What gives me deep hope today, in the midst of a world full of Loudmouths, as well as its share of lunatics and liars, is that Jesus seems to foresee that we will need to ask this sort of question, and he grounds all of his promises in his track record. Jesus knows that any time he talks about something we cannot see--about the hope that sounds too good to be true of a life beyond the grip of death--he runs the risk that we will run away in skepticism or disbelief. Jesus knows that we will have had our fill of nonsense-spouting Loudmouths who fill the air with their sound and fury, and that it will be difficult at times to know why we can trust him if we have learned to ignore the Loudmouths. And so Jesus puts it directly to his followers--us included--and puts his own reputation on the line. "If it were not so, would I have told you that I am going to prepare a place for you?" That is to say, "You know me. You know what I say and how I say it. You know that I am truthful with you. And you even know that sometimes I tell you truths you do not want to hear. If you have known me at all and seen that I am reliable and trustworthy, then, yes, you can dare to believe when I tell you that I will come and take you to myself. You can dare to believe that there is future beyond the rule of death, beyond the power of our self-destruction, beyond the grip of the grave. You can dare to believe it, not because you have "proof," but because you dare to trust me... because I have shown myself trust-worthy."

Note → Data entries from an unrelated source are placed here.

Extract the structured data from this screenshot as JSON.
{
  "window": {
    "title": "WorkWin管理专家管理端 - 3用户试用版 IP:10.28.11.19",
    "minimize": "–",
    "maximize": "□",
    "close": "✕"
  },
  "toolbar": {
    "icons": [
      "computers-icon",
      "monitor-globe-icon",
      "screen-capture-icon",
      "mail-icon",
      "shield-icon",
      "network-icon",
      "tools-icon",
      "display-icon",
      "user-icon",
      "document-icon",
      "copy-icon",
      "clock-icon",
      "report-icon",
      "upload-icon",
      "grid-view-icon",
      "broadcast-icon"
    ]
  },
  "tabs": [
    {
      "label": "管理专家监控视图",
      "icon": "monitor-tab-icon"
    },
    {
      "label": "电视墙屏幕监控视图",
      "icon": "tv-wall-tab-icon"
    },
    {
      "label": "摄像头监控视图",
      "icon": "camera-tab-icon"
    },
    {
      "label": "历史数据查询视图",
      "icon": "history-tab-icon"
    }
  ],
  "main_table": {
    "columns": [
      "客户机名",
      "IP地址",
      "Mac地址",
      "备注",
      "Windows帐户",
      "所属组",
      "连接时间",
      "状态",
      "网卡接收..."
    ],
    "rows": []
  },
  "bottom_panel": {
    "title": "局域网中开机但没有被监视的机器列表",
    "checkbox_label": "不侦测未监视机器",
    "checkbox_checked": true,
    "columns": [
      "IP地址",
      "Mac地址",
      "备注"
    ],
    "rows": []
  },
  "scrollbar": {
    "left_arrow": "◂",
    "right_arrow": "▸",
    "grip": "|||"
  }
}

In this life, there will be plenty of voices that ask for you to believe them. Some of them will be reliable, and some of them will not be. Some of them will be lunatic-type voices who are living in their own world. Some of them will be liars who are trying deliberately to deceive you. And some of them will be Loudmouths who don't even care about truth or falsity any longer, but just say things because they love the sound of their own voices. And then there will be Jesus.
Jesus is the voice who stakes it all on his trust-worthiness, and who says, "I have not failed you or let you down before, and I have not shied away from saying uncomfortable truths when I have to. And now I am telling you--asking for your trust again--that I will hold onto you beyond the power of death. Live today--go ahead, you can trust me--go ahead and live today like I really will hold you through to life beyond the power of death, and make your choices in this day as though resurrection is more than a rumor.
See--it all hangs on whether Jesus is trust-worthy or not. What do you say?
Lord Jesus, speak your truth and dare us to live in light of it, today and always.